Previous BS installment here.  Photo link here. Elsewhere, Eric throws up his hands:
That an economist like Krugman would see such monopolies as a good thing highlights the fact that economics does not constrain or guide one's thinking, merely provides another way to frame arguments. That the inefficiency of union monopolies is still disputed is one reason I don't take economics so seriously anymore. You can always find some convoluted reason why some partial equilibrium result generalizes, and so basic economic insights like the inefficiency of monopolies, trade restrictions, or taxes that favor debt over equity. It makes me think, what's the point of economics if these easy issues are still debatable?

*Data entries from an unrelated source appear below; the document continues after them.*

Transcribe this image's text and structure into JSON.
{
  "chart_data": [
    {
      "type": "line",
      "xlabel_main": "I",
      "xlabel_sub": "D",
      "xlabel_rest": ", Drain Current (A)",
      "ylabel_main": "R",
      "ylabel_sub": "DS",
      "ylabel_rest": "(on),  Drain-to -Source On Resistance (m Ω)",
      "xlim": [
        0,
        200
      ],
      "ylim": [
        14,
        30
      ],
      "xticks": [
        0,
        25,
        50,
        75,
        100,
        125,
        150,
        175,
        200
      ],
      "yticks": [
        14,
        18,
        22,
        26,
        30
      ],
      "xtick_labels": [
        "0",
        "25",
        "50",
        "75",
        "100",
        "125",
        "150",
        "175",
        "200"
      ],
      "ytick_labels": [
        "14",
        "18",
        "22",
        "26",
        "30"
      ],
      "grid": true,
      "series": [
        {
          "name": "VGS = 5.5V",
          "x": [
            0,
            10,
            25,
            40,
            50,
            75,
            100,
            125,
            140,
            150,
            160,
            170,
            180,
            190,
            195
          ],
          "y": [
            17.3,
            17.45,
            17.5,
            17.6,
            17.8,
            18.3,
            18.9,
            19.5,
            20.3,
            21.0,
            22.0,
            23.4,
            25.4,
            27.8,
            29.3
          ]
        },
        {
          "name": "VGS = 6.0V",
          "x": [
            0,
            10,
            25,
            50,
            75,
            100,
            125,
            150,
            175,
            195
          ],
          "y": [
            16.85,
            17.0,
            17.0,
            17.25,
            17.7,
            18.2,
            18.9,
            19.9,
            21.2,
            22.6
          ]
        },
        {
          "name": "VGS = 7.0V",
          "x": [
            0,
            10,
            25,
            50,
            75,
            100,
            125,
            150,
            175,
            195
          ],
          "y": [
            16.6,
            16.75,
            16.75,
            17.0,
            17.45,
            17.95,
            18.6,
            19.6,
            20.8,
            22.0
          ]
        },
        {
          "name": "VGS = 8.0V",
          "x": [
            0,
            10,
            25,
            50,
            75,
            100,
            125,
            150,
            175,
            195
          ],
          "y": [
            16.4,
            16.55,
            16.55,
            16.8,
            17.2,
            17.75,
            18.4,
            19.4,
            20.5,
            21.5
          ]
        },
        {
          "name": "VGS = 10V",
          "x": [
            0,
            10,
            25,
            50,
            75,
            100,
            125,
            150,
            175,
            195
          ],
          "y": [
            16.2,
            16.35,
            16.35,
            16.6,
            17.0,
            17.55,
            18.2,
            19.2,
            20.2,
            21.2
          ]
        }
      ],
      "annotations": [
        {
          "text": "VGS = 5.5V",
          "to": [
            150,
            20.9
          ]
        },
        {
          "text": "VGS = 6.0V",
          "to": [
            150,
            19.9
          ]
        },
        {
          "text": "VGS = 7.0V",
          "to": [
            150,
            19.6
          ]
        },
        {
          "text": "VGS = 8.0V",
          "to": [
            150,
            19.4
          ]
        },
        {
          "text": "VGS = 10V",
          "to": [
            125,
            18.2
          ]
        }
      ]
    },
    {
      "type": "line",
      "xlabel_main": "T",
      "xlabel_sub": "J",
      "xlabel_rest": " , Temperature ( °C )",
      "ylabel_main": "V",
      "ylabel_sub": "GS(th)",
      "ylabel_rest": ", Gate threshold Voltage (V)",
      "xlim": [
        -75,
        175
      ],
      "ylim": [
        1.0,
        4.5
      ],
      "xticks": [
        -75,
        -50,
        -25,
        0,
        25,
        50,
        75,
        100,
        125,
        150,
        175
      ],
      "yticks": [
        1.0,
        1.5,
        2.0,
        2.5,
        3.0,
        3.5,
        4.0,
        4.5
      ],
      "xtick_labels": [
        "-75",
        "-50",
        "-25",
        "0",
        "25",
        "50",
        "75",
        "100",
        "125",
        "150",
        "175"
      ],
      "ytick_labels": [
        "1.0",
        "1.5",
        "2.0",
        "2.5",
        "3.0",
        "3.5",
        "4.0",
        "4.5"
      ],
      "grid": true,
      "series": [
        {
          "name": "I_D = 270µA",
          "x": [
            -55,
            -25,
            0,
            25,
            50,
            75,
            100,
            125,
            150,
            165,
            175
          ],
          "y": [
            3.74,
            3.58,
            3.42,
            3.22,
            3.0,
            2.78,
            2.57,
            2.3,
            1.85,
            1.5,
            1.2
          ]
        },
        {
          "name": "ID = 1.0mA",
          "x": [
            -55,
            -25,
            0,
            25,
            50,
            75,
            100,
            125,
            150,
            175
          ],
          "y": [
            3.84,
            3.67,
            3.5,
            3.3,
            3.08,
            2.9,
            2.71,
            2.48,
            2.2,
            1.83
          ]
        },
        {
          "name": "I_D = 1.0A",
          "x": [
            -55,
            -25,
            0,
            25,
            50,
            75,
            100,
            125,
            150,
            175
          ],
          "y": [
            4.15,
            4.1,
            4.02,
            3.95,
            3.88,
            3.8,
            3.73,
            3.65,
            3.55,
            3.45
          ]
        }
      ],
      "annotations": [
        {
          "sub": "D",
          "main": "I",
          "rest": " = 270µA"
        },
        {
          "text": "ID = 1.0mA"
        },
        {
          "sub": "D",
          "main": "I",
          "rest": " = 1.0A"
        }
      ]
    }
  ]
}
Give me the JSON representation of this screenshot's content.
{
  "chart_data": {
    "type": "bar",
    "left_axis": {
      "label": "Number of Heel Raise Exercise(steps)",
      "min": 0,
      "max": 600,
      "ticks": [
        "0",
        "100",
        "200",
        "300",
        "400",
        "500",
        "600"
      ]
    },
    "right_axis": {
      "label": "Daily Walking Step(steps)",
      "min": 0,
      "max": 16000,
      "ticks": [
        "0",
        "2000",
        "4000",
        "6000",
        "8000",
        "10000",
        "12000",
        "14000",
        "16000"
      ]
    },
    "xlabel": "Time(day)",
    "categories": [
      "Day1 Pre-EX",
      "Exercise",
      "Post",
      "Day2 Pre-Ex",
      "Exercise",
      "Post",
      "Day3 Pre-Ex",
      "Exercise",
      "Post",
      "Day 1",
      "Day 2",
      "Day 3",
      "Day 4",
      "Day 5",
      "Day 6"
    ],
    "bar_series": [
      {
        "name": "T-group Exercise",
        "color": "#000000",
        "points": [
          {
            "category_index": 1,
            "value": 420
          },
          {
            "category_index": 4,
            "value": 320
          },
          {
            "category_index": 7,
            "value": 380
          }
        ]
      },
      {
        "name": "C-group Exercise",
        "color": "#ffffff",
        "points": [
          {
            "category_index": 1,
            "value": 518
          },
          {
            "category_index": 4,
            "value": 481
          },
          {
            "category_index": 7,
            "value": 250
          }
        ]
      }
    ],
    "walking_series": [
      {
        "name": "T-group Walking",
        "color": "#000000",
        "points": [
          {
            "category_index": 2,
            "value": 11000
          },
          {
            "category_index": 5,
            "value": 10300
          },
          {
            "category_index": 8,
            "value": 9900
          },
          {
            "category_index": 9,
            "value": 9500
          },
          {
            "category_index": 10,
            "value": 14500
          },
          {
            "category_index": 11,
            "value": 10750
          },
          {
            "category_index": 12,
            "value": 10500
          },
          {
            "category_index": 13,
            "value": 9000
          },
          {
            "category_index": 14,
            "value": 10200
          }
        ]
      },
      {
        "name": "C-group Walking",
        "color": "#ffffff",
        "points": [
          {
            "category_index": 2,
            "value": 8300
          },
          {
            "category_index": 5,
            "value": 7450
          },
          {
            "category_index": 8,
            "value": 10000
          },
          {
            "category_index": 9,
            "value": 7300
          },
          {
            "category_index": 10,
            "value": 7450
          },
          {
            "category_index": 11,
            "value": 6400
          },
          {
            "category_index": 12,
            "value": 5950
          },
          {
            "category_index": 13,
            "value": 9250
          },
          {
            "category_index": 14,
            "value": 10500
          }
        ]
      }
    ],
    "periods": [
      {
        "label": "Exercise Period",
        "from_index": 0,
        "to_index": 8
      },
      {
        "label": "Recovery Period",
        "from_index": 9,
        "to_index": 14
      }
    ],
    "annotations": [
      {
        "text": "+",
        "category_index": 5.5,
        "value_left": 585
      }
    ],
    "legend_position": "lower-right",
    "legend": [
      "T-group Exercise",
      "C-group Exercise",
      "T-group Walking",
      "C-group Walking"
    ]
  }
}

UPDATE: Steve Landsburg, too:
So to encourage innovation, you want to strengthen the unions? To encourage innovation, you want to reduce the relative reward to innovation, by insuring that everyone gets the same health care regardless of their social contributions?

Now, you might suppose that Krugman was thinking something along the following lines: Large swaths of American workers are being rendered unproductive by computers. Somehow or another, we have to support those people even though they’re not producing much. Unions and universal health care will keep them afloat.

But that can’t be what Krugman was thinking. I’m sure of this, because I happen to know that Krugman has a Ph.D. in economics. Therefore he must surely be aware that you can’t divorce incomes from productivity. Sure, you can redistribute, but you can’t redistribute more than what gets produced. If the problem is that our old skills are no longer productive, then our incomes must fall unless and until we acquire different — and less computer-replaceable — skills.

UPDATE: Scott Sumner, too:
No need to read Marginal Revolution, Becker/Posner, Econlog, John Taylor, Greg Mankiw, Robin Hanson, Steven Landsburg, etc, etc. Nothing of interest, just move right along folks. I’m always amazed when someone so brilliant can be so clueless about life. How someone can reach middle age and still live in a kindergartener’s world of good guys and bad guys.

Perhaps if Krugman would get out a bit more he might make fewer embarrassing errors, like this one, where he forgot the fallacy of composition, something taught in EC101. I guess none of his liberal friends have the nerve to point out these sorts of silly errors. So it’s still there, uncorrected after two weeks. A monument to his pride at being ignorant of the views of those with whom he disagrees.

You might ask whether I’m being a bit harsh calling him “ignorant.” Actually, he’s the one who proudly flaunts his ignorance of conservative thought.